Economic recovery packages need to make us more resilient in the face of the next crisis. Investments in nature-based solutions should be front and center to protect and restore natural ecosystems while addressing challenges such as water and food security and supporting human health and well-being should be priority.
Governments and companies that have reserves or can afford to take on more debt to weather the Covid-19 economic storm are doing so, but investments made now must support resilience and build back better, or the next crisis will be a bad sequel to the current horror.
A spate of recent analyses from WWF, the OECD and others outline how this can be done, and as the World Resources Institute has pointed out, investment in low-carbon development is one of the most effective ways of stimulating economic recovery. The New Climate Economy report shows climate action consistent with the Paris Agreement could create 65 million new low-carbon jobs by 2030, equivalent to the combined workforces of the UK and Egypt.
Beyond supporting the clean energy transition, infrastructure investment plays a broader role in encouraging economic growth and prosperity. Millions of people around the world still lack access to adequate health care infrastructure and other basic services like electricity, water, and sanitation - an acute problem in the face of Covid-19 - in addition to inadequate healthcare infrastructure. Without investment in these fundamentals, we can’t fight pandemics or meet the Sustainable Development Goals (SDGs).
Natural infrastructure like forests, wetlands and coastal mangroves can provide lower-cost, more resilient and more sustainable solutions that can deliver a wider range of benefits than conventional infrastructure. The Paris Agreement depends on greenhouse gas reductions from sustainable forest and land management, and investing in more resilient infrastructure would save $4.2 trillion, with $4 in benefit for every $1 invested.
G20 Leaders have recognised the importance of better integrating environmental and social considerations into infrastructure development. Now, we need to radically increase such investments to harness the power of nature, weaving together ‘green’ and ‘gray’ systems to lower costs and increase resilience.

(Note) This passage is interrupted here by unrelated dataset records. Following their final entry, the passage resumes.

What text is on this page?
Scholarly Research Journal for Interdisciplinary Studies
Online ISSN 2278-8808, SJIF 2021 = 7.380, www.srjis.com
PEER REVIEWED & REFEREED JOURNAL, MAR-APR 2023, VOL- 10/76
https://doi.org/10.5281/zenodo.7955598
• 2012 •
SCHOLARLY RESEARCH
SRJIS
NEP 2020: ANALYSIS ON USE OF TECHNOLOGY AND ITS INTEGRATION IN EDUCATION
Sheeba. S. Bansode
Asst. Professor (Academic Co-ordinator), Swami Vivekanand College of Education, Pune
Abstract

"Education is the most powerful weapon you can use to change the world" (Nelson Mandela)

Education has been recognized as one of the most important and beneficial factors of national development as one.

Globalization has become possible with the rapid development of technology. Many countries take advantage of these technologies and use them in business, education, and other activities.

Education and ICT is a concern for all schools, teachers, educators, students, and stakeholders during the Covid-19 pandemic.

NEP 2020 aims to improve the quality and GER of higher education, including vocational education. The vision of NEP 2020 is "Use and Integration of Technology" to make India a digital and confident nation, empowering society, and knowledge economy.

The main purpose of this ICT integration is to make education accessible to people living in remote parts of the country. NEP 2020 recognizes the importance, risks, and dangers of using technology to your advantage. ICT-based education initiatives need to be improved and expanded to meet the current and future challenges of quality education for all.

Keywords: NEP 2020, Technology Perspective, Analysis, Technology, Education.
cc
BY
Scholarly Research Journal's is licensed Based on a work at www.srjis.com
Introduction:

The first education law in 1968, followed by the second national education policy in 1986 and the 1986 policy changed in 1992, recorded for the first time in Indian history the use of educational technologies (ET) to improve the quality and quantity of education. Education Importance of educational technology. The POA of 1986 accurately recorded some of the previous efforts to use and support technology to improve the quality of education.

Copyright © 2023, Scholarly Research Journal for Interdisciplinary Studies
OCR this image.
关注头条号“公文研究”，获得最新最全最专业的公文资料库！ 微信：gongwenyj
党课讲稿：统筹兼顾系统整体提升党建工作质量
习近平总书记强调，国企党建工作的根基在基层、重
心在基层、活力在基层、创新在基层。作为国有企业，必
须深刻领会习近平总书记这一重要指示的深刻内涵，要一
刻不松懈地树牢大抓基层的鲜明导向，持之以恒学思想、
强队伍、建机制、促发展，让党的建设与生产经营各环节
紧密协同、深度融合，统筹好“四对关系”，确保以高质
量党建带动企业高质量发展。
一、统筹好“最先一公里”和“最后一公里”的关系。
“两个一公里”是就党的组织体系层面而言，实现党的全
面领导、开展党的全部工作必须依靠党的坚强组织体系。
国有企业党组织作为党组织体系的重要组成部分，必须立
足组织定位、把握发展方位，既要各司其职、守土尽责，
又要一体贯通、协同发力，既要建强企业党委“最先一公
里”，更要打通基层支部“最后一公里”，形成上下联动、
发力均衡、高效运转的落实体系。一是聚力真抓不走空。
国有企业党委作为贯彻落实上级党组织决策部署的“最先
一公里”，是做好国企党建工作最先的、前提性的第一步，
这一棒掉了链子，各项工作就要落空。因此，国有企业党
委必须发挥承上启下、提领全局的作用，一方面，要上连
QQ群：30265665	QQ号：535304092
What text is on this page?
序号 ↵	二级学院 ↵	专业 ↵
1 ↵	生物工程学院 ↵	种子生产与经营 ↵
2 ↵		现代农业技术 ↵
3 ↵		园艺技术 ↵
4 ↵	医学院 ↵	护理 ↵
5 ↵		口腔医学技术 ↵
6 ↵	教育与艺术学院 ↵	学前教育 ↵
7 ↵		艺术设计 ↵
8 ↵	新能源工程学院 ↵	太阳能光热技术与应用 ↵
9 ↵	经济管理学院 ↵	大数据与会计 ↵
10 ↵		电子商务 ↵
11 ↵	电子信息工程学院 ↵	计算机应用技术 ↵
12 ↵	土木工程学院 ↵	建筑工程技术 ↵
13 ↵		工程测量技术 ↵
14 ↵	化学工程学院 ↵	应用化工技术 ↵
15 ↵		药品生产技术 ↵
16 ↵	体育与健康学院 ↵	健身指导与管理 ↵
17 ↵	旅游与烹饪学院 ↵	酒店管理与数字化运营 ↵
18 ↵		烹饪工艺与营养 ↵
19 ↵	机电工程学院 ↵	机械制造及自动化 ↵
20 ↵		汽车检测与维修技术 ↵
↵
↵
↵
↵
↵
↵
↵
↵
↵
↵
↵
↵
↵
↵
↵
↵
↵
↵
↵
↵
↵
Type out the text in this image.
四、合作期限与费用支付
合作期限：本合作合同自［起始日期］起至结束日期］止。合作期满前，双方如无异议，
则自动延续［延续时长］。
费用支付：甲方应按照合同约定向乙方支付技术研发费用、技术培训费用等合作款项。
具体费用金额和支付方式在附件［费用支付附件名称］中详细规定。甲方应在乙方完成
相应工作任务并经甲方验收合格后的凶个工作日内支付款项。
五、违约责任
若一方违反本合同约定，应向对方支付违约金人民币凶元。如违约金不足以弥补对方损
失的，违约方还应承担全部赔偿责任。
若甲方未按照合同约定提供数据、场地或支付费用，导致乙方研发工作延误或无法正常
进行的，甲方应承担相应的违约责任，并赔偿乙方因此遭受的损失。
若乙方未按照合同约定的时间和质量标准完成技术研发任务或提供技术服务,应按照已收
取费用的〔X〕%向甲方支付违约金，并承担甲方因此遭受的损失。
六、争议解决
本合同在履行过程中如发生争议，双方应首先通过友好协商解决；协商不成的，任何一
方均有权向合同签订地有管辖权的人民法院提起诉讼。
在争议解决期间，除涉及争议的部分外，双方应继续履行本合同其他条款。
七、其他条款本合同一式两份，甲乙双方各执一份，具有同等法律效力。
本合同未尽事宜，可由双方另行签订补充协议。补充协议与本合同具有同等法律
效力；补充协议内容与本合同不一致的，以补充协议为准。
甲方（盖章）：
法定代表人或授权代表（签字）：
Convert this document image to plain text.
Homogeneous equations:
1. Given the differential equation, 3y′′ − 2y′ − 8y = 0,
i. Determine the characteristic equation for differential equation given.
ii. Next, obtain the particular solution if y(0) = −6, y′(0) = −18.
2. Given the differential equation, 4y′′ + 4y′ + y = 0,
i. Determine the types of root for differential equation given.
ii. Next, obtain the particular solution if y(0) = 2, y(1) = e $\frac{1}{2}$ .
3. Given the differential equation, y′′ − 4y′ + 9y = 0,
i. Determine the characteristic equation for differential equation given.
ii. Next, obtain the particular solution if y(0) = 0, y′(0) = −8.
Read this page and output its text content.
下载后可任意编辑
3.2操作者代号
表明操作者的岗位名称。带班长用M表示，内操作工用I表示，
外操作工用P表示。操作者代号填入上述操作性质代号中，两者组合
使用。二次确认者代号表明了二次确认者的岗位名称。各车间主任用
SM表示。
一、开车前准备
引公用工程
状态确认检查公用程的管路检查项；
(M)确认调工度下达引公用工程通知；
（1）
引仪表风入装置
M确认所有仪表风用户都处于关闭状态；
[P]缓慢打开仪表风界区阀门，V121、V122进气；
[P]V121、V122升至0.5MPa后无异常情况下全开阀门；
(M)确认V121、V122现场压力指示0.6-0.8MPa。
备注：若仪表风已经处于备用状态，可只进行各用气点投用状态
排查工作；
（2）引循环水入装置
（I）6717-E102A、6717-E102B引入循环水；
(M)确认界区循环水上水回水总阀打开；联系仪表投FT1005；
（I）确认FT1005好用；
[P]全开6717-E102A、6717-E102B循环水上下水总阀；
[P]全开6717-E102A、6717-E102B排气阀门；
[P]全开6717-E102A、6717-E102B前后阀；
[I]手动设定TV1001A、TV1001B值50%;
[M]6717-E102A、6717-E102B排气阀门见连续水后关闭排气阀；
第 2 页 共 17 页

We must also invest in sustainable, resilient food systems. Integrating human, animal and environmental health in a ‘One Health Economics’ approach could create millions of new jobs and business opportunities, while reducing hunger, and mitigating the risk of pandemics.
Prioritising sustainability delivers significant economic benefits in addition to better human health outcomes. And, while environmental sustainability was not front and center in the first round of global emergency response, IMF Managing Director, Kristalina Georgieva, World Bank Group President, David Malpass, and the G20 all highlighted their collective commitment to an environmentally sustainable recovery.
When international meetings on climate and nature reconvene in 2021, we must secure a New Deal for Nature and People that incentivises public and private investment in nature, and facilitates delivery of the SDGs - prosperity for all on a healthy planet.
It is ironic and instructive that as we live in lockdown, we’ve turned to nature for peace, appreciating cleaner air and skyline views in cities around the world. We should now ask how we get back to work in a way that doesn’t leave us gasping for air and defiling the natural world. We must rebuild by working with rather than against nature for our own health as well as the health of the planet.
Margaret Kuhlow is the Finance Practice Lead of WWF.